Je me dis que peut-être elle est énervée pour autre chose que pour l’histoire des sapins. Même si je pense que je me fais des illusions.

- A ton avis ! Me dis pas que tu n’es pas au courant, je ne te croirai pas ! C’est quoi la prochaine idée de ton ONG ? On va devoir creuser une piscine ? Construire une patinoire ? Comme si on n’avait que ça à foutre, sérieusement.

- Ah ça ! Maintenant que tu le dis, je devrais peut-être leur signaler que vous êtes prêts à nous faire une patinoire ! Ça leur plairait sûrement au siège.

- Je ne plaisante pas, Arthur. On est déjà suffisamment entassés comme ça, non ? Une centaine de sapins, vraiment ? Ils fument tous le pétard dans ton ONG ou quoi ?

- C’est beau un sapin décoré, tu ne trouves pas ? tenté-je en souriant pour désamorcer la petite bombe que j’ai en face de moi.

- Ce qui est beau, c’est de la nourriture, des gens qui ne crèvent pas la dalle, et éventuellement davantage de couvertures pour l’hiver, des tentes, des chauffages, n’importe quoi qui améliore le confort, non ? Ça c’est… Futile, inutile et clairement trop tape à l’oeil pour moi.

- Ah, Lila, tu vois, Julia a fait sa liste au Père Noël. Tu penses qu’il va lui ramener tout ça ou juste des sapins ?

- Julia, Arthur, il a dit comme toi à son chef, répond Lila en souriant.

- Ça ne m’étonne pas, soupire la Lieutenant avec un sourire en coin. Tu venais pour ça ?

- Oui, je voulais te prévenir, mais ça c’est foutu. Sinon, tu crois que tu pourras sourire quand les médias seront là ? On m’a dit que si je donnais des rations, ça ferait sourire les gens. Tu préfères ragoût de mouton ou hachis parmentier ?

- Ce qui me ferait sourire, c’est moins de boue partout, des habitations en dur avec chauffage pour les réfugiés et un putain de repas de Noël. J’ai envie de crevettes, de foie gras et de macarons, soupire-t-elle avant de mettre la main devant sa bouche. Cache tes oreilles Lila, je suis vulgaire.

Lila, naïve, met ses mains sur ses oreilles et sourit à Julia. Elle est adorable. Je lui dépose un bisou sur la joue et la repose au sol, maintenant que l’orage de la militaire semble passé.

- Alors, ce sera ça, vos rations militaires de la fin de l’année ? Pour nous, j’ai commandé du ragoût de bœuf, pour changer du mouton, dis-je en souriant. Cela va être la fête, hein ?
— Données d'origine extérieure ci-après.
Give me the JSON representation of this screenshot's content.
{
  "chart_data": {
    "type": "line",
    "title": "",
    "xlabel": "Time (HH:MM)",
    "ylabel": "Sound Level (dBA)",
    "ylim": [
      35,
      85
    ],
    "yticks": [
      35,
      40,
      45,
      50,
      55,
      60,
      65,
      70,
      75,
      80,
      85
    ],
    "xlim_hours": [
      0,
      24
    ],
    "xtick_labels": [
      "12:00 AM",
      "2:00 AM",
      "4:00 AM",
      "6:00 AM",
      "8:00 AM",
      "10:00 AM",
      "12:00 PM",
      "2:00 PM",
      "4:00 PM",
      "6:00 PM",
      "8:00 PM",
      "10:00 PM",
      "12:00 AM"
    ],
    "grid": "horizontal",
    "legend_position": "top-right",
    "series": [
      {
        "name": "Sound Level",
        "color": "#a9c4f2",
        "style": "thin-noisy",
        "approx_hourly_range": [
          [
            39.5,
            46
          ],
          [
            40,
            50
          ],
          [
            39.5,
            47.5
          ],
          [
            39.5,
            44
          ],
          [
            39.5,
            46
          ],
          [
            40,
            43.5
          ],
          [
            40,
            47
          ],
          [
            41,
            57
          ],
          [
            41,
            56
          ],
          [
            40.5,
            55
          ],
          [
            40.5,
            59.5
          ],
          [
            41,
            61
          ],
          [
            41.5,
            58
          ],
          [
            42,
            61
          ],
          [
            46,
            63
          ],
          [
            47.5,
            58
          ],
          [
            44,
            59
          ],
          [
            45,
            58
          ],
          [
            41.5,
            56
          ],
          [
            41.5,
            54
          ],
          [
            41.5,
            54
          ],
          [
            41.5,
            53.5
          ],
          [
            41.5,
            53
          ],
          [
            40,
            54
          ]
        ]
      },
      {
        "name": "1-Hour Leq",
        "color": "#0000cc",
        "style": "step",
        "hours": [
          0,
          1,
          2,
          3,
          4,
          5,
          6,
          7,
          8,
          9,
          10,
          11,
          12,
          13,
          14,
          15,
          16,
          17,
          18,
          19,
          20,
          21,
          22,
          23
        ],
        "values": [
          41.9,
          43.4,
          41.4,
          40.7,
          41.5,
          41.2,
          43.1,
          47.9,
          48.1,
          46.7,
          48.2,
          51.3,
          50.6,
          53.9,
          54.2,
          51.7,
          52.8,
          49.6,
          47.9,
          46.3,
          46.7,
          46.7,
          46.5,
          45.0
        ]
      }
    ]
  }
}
- Non, ça ce sont mes envies, elles ne seront pas assouvies avant mon retour. Crois-moi, après six mois ici, le repas qui m’attend chez mes parents va me coucher et me faire prendre trois kilos, rit-elle. On reçoit un colis avec des dessins d’enfants faits pour nous, des petites bricoles qui viennent de France. Pour la nourriture, on a droit à une ration festin, et le cuistot ici est bon, ça devrait malgré tout être délicieux.

- Dommage qu’ici on ne puisse assouvir toutes ses envies, en effet, dis-je un peu plus amer que je ne l’aurais souhaité.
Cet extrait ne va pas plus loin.